The tower is octagonal, made of brick and has a slight inclination towards the Basilica del Pilar that is clearly visible to tourists. The church was declared a Historic-Artistic Monument and in 1935 suffered a major fire. Since then the walls have been smoothed out and whitewashed. The fire destroyed most of the artistic treasures in the church and the only thing that was salvaged was a crucifix from the 16th century. The pilasters and stucco decorations have been cleaned. The interior of the church has three naves of equal size and height. The vaults are decorated in the Baroque style and have lunettes. There is a cupola at the crossing that is decorated with the crosses of Malta.

San Juan de los Panetes church

San Juan de los Panetes church and it's leaning tower.

Museum of the Roman Forum of Caesaraugusta



This underground museum is located in the present day La Seo square adjacent to the Plaza del Pilar Square and houses the archaeological remains discovered during excavations carried out between 1988-1991 in this part of the city and which have been preserved at their original site. The architectural structures essentially date back to two stages in the city´s history. The oldest structures date from the foundation of the Roman city, in the time of the Emperor Augustus, and show the remains of a market, drinking water supply pipes, a sewer with its channels and the odd shop wall. From a later date, some thirty years later during the period of the Emperor Tiberius, there are remains of a spacious forum, a large sewer, channels and foundations of a sector of the porticoes and adjoining establishments. 

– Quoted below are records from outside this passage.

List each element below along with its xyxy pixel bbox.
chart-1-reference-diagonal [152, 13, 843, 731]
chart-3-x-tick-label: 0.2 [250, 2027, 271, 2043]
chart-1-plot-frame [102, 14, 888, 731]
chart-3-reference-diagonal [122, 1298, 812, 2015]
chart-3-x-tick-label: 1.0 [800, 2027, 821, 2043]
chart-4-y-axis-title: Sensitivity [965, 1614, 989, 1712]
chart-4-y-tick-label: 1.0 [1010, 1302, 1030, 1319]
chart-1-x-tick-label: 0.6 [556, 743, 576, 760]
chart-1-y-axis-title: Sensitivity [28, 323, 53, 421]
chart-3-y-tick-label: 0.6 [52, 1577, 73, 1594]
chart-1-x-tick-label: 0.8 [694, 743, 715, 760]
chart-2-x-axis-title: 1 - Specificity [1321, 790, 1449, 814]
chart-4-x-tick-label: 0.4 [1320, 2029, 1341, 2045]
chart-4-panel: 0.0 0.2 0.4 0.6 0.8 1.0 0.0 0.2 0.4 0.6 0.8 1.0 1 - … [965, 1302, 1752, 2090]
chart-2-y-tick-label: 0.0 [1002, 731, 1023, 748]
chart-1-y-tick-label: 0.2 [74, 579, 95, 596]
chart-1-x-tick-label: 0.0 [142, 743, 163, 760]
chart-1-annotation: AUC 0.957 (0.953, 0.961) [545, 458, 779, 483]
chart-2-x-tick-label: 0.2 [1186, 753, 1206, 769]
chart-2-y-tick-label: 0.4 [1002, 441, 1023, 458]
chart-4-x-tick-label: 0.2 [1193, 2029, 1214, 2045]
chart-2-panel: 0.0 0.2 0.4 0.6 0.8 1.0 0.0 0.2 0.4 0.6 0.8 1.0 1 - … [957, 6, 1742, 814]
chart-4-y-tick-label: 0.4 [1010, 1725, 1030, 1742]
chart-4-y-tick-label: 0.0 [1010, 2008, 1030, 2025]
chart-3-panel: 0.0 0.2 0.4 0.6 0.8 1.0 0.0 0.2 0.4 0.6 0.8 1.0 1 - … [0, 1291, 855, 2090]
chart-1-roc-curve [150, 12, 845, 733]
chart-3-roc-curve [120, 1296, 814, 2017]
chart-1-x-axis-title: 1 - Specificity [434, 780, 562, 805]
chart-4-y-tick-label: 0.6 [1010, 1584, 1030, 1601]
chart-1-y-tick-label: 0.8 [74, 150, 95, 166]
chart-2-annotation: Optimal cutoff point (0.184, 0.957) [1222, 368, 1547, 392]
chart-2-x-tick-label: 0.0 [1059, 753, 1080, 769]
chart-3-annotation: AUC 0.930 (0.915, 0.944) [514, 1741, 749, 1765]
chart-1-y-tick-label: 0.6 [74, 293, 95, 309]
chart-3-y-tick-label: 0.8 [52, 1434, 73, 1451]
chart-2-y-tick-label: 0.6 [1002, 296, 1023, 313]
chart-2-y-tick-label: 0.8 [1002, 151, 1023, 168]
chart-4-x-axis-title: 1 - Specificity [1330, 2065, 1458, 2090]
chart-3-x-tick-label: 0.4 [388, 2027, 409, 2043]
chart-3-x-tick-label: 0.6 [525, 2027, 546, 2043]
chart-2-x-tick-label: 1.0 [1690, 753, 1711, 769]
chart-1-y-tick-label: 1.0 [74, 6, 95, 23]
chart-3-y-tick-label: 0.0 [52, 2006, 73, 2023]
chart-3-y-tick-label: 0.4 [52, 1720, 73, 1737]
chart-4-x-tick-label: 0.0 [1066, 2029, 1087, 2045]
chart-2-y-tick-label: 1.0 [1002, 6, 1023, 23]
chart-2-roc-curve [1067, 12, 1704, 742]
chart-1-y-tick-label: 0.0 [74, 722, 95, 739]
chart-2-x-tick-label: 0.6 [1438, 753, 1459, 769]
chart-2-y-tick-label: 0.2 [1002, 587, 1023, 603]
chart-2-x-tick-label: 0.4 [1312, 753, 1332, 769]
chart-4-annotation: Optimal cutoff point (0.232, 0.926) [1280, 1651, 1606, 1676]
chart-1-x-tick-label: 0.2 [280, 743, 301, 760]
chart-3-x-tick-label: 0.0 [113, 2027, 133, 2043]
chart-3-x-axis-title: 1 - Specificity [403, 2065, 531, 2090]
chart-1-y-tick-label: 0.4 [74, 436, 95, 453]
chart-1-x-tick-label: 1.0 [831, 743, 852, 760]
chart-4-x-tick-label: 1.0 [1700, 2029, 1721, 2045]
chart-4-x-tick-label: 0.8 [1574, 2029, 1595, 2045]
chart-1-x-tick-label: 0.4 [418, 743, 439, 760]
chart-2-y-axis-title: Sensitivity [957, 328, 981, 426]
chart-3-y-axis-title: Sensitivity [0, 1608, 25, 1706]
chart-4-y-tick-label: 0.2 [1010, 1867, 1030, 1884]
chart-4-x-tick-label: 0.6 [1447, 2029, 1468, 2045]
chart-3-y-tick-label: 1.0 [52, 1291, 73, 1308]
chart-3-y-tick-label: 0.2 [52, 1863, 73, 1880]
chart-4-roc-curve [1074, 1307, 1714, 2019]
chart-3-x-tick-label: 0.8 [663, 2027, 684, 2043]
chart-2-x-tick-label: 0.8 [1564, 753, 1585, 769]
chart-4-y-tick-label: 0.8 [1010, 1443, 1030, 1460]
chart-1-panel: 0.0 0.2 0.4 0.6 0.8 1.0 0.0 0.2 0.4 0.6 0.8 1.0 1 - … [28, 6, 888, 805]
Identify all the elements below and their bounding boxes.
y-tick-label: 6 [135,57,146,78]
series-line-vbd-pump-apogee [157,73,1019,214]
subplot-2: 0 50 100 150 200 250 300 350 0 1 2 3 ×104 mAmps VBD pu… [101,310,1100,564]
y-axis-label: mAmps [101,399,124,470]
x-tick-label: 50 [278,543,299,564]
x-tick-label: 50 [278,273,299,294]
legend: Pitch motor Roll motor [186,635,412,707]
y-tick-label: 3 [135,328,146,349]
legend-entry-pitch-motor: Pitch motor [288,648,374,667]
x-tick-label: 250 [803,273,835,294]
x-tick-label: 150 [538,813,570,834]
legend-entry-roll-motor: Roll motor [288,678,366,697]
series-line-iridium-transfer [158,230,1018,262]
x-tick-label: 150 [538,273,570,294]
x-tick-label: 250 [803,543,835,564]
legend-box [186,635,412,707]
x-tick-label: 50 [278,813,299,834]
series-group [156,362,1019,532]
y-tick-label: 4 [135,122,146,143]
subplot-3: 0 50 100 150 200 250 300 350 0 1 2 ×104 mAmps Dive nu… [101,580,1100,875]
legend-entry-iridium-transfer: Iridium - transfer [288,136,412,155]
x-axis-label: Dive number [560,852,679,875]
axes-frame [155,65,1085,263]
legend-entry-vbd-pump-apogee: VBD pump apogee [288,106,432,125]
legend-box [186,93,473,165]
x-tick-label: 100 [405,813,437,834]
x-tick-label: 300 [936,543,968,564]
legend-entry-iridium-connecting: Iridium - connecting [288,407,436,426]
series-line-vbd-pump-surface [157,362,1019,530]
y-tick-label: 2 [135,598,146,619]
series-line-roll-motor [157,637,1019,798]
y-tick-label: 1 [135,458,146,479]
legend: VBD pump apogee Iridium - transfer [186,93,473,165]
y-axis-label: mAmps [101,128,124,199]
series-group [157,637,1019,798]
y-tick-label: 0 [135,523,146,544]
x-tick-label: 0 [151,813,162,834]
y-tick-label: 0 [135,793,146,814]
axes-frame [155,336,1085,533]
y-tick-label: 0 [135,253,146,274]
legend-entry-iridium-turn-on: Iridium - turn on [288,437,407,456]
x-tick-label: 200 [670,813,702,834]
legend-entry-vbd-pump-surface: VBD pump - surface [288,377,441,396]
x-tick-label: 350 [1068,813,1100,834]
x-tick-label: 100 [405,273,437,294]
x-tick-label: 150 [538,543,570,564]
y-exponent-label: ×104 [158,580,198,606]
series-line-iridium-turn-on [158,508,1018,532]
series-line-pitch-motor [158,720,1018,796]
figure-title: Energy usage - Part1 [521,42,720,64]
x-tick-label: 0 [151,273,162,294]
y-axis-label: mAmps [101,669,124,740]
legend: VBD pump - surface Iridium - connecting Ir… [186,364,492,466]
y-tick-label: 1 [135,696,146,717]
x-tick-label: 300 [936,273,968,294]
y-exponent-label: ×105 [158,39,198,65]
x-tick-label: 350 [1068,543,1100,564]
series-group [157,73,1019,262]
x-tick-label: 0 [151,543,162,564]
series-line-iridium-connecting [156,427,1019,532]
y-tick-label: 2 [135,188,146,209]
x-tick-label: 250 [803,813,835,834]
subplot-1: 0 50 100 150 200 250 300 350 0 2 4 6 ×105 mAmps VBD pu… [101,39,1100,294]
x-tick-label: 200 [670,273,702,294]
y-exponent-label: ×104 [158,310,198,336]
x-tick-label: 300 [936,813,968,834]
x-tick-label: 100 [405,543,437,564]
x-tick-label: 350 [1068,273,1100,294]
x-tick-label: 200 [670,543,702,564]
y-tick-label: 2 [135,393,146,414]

The forum was the nerve centre of the Roman city, the hub of religious, civil, economic and political life as well as municipal administration. It was generally located at the intersection of the city´s main road axes: Cardus and Decumanus, but in Caesaraugusta the forum was situated nearer to the Ebro, without doubt due to the trade activity which the river generated as a centre for the reception and distribution of different goods. The layout of a forum was planned around a large open space, paved with large slabs and surrounded by one or several porticoes leading to the most significant buildings: the Curia (building of a political nature), the Basilica (legal-administrative nature) and the Temple (religious nature). Alongside these buildings there were taverns, commercial establishments and other buildings related to the administration.

Exploring Zaragoza

Located in the heart of Zaragoza, near the imposing Basilica del Pilar 
and just a few meters from the Central Market. Also close to Zaragoza's cultural and nightlife attractions. This modern hotel and leading venue in Zaragoza for art, culture and leisure, with comfortable designer rooms that will make your stay an enjoyable and unique experience. Be surprised by the unique style of the city. Just a few steps away from the main tourist attractions and with the best leisure facilities in the area. Savour a cocktail on its popular rooftop bar with views over the city while listening to music you will love.

Casa Lac Restaurant

One of the oldest restaurants in Spain, Casa Lac dates all the way back to 1825. Housed in a stunning building that was renovated a century later in 1925, Casa Lac has modernist influences such as wrought-iron staircases and bright, colourful tiles. The top floor, where the restaurant is located, is Elizabethan in style, with patterned wooden floors and beautiful vintage lamps. Today, the restaurant is led by chef Ricardo Gil, who creates delicious and delicate plates with an emphasis on fresh vegetables.

La Pilara Restaurant

La Pilara is definitely one of Zaragoza’s most interesting places to eat, decorated with bright red walls, intricately patterned ceilings, old advertisements and posters, and giant wine corks holding up the bar. It is located in the city’s tapas quarter and is a great place to go for big sharing raciones of classic tapas. Order the crispy breaded calamari, the cod-stuffed peppers or sirloin steak with a bubbly Cava sauce.

Donde Siempre. Fantastic tapas restaurant in Zaragoza, most recommended by the locals.